Formulaic (Python for Wilkinson Formulas)
Formulaic is a high-performance Python library that implements Wilkinson formulas for statistical modeling. It simplifies feature engineering by providing extensible formula parsing and high-performance dataframe to model-matrix conversions. It supports various data input/output formats including pandas DataFrames, NumPy arrays, SciPy sparse matrices, and Narwhals dataframes. The library is actively maintained and currently at version 1.2.1.
Warnings
- gotcha Formulaic, following Wilkinson formula conventions, automatically adds an intercept term (unless explicitly removed) and typically uses treatment coding for categorical variables by default. This might differ from expectations if coming from other statistical packages or manual feature engineering methods.

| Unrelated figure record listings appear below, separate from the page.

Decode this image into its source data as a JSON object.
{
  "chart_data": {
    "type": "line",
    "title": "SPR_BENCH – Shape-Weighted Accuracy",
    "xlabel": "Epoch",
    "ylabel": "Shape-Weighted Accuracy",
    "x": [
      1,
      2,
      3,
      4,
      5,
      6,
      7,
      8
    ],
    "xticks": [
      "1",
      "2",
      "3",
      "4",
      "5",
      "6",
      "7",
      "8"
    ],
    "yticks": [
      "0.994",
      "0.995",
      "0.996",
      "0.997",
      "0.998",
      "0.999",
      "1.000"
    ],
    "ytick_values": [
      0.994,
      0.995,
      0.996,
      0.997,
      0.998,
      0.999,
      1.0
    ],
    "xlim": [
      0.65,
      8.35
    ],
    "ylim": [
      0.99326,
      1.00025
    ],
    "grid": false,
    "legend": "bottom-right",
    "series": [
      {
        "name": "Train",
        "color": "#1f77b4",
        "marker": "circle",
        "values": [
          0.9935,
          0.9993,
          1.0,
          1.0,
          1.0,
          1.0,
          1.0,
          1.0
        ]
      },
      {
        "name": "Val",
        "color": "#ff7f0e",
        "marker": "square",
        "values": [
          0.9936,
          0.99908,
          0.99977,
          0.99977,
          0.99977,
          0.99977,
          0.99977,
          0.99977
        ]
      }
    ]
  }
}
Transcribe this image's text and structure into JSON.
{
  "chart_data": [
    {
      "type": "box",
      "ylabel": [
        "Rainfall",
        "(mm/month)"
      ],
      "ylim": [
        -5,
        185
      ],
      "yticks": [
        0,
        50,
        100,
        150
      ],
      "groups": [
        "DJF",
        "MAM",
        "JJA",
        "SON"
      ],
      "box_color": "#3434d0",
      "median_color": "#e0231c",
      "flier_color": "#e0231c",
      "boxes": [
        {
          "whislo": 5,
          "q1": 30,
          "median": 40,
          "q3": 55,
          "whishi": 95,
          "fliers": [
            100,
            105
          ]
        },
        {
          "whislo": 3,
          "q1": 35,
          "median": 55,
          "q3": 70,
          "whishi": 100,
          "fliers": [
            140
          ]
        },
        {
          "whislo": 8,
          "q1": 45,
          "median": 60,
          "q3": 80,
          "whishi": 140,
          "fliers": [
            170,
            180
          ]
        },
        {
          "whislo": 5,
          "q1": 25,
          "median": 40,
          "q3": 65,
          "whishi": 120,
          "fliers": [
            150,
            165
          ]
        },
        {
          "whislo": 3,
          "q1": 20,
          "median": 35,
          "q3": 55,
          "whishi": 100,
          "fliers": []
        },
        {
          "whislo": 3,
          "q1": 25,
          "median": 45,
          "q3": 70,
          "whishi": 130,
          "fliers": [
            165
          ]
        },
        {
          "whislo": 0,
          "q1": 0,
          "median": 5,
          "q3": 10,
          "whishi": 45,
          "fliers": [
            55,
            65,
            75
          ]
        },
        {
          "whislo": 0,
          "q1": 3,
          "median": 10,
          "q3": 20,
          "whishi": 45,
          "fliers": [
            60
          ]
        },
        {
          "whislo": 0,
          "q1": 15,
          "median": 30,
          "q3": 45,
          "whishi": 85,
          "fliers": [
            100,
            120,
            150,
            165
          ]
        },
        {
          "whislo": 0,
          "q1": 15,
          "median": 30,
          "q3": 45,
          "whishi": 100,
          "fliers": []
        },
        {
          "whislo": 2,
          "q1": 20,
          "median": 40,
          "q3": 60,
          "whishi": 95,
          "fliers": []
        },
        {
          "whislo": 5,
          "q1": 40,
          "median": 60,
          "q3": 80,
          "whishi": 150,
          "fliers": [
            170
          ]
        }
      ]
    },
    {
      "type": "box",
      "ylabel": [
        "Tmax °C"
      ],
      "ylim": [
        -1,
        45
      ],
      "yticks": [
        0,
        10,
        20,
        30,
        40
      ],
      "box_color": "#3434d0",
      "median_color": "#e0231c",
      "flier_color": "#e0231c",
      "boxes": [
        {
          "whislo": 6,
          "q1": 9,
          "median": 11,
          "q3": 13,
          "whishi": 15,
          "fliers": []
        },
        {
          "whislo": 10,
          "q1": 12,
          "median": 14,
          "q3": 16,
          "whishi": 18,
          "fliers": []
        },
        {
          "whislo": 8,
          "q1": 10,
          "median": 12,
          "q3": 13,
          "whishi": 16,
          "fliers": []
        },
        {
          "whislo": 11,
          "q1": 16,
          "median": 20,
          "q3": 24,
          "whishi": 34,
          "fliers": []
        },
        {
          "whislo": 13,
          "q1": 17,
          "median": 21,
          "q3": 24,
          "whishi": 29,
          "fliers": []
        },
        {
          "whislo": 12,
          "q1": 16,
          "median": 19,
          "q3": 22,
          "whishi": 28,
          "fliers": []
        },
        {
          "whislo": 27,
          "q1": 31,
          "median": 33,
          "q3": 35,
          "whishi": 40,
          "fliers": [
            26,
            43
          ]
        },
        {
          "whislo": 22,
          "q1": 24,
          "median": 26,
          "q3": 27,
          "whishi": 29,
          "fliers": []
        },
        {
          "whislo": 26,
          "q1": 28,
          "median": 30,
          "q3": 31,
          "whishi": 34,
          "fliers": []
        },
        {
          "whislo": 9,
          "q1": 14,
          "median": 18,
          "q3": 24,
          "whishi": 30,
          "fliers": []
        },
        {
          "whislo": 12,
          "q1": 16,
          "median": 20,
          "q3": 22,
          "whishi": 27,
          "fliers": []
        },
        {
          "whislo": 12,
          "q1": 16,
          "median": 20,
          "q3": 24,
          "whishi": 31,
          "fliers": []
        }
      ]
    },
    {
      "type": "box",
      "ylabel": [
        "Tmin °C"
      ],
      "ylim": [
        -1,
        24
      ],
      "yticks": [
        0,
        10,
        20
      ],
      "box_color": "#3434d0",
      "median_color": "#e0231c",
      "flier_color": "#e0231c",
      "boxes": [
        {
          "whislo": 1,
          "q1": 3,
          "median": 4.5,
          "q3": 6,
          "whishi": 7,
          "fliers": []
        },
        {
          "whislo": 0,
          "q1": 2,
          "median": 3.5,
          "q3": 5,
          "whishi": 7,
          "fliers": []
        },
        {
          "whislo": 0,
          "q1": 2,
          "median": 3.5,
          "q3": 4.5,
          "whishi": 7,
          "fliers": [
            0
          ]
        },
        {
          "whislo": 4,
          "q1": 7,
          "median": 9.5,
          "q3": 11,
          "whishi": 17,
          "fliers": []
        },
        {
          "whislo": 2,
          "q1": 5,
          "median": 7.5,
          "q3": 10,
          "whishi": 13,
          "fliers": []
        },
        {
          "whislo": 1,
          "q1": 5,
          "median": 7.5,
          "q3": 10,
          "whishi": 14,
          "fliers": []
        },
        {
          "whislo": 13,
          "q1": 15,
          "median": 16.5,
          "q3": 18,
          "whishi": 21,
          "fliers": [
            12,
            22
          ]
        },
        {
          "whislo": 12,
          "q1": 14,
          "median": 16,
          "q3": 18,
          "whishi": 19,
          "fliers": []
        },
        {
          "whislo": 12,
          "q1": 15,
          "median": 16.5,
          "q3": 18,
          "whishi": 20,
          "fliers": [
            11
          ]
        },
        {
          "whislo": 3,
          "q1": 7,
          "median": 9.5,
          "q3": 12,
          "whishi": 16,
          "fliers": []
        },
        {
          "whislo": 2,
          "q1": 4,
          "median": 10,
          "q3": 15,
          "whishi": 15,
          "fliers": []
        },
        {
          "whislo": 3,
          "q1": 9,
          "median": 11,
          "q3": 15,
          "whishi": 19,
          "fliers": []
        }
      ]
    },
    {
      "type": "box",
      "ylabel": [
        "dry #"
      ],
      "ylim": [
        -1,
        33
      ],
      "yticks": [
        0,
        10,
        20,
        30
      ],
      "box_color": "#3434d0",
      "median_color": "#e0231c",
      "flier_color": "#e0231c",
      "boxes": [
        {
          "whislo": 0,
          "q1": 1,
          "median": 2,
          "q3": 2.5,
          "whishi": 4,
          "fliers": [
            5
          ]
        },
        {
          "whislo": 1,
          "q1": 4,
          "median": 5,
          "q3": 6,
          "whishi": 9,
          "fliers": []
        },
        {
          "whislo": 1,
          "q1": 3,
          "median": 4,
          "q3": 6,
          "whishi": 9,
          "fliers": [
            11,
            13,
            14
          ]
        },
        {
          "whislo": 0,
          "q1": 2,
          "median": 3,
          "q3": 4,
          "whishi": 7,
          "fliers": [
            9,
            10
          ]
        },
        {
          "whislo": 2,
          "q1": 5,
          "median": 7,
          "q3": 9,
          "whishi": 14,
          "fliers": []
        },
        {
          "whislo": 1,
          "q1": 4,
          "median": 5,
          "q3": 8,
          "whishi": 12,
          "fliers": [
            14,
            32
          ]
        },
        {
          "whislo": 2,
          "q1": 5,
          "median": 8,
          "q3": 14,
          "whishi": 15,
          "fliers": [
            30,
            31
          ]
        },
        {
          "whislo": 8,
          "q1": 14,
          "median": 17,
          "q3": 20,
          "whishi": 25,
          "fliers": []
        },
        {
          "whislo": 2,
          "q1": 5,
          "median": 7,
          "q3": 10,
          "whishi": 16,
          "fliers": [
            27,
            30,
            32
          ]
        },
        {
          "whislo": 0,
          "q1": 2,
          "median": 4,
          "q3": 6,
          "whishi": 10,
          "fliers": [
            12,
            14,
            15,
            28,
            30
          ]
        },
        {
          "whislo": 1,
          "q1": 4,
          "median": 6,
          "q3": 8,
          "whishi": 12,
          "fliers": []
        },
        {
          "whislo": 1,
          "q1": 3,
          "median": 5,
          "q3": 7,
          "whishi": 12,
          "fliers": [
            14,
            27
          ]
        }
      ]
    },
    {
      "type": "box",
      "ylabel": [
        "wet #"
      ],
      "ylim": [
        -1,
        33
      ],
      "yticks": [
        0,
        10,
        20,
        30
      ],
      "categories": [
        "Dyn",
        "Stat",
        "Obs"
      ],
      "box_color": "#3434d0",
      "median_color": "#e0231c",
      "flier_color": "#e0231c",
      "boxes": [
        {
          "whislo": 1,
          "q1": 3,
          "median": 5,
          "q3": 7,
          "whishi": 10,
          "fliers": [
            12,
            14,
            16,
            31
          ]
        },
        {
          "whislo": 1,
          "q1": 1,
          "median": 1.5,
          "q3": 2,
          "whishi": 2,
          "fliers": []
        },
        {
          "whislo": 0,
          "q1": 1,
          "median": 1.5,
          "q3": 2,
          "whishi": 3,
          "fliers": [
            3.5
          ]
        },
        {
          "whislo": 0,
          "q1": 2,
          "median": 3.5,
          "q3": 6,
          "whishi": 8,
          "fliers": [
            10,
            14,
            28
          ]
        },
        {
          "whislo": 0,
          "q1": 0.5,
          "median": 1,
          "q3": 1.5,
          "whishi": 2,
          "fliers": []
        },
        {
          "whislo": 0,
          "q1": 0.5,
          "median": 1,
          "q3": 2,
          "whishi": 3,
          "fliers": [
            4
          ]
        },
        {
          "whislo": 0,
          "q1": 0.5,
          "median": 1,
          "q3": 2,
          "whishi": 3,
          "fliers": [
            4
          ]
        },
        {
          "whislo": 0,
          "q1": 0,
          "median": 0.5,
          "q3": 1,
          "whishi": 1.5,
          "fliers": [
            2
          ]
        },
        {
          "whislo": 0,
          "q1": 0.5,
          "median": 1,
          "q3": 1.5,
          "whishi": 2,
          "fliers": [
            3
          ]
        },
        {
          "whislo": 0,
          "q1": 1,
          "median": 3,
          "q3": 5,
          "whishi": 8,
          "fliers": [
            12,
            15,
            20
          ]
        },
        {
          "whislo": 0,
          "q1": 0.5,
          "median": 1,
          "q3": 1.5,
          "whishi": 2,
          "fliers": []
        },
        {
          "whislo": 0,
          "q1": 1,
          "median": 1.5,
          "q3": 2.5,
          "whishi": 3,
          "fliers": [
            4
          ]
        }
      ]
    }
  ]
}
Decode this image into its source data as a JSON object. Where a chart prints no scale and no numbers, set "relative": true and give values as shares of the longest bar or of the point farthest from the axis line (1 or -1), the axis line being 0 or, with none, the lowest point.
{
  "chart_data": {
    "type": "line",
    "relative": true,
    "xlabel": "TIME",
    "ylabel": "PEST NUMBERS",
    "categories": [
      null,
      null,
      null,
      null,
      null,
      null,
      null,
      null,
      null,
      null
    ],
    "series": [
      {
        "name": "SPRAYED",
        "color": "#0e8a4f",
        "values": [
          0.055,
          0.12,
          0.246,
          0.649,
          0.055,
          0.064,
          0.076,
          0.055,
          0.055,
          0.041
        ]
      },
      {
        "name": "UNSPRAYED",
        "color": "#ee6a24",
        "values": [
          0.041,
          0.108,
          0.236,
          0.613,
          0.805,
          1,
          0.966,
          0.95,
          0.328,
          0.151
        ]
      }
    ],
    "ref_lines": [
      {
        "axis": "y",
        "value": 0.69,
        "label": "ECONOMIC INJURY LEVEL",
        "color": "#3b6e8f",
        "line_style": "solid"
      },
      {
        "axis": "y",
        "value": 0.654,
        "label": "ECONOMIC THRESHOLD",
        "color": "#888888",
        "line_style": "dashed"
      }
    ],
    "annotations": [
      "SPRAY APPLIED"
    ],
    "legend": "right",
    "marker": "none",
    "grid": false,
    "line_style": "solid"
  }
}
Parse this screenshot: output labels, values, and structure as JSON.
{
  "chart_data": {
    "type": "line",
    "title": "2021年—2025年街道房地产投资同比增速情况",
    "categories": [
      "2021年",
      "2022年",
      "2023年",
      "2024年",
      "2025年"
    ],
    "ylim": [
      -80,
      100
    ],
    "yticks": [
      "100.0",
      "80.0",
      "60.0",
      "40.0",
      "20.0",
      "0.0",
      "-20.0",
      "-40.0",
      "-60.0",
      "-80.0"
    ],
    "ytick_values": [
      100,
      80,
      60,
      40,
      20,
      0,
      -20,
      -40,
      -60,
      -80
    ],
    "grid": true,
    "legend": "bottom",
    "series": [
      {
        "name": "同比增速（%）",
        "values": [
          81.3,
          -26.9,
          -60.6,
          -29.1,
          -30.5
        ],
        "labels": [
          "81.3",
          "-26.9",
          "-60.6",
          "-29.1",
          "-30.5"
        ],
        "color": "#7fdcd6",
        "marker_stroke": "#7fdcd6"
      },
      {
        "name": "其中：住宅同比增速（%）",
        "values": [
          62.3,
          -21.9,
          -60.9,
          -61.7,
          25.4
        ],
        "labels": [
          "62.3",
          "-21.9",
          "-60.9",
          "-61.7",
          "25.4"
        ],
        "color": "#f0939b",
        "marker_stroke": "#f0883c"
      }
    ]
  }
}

- gotcha While `model_matrix` provides a convenient shorthand, direct use of `Formula('...').get_model_matrix()` is recommended for scenarios where you need to inspect the compiled formula structure, or reuse the generated `ModelSpec` to ensure consistent transformations across multiple datasets (e.g., training and testing data).
- gotcha Formulaic is optimized for working with tabular data, most commonly `pandas.DataFrame` for input. While it supports other data structures (NumPy arrays, SciPy sparse matrices, Narwhals dataframes), inconsistencies in input formats or unexpected data types within columns can lead to errors.
Install
-
pip install formulaic
Imports
- Formula
from formulaic import Formula
- model_matrix
from formulaic import model_matrix
Quickstart
import pandas
from formulaic import Formula, model_matrix
df = pandas.DataFrame({
'y': [0, 1, 2],
'x': ['A', 'B', 'C'],
'z': [0.3, 0.1, 0.2],
})
print("Using Formula class (recommended for advanced use/reuse):")
f = Formula('y ~ x + z')
y_formula, X_formula = f.get_model_matrix(df)
print("Response (y) from Formula:\n", y_formula)
print("Design Matrix (X) from Formula:\n", X_formula)
print("\nUsing model_matrix shorthand:")
y_short, X_short = model_matrix('y ~ x + z', df)
print("Response (y) from model_matrix:\n", y_short)
print("Design Matrix (X) from model_matrix:\n", X_short)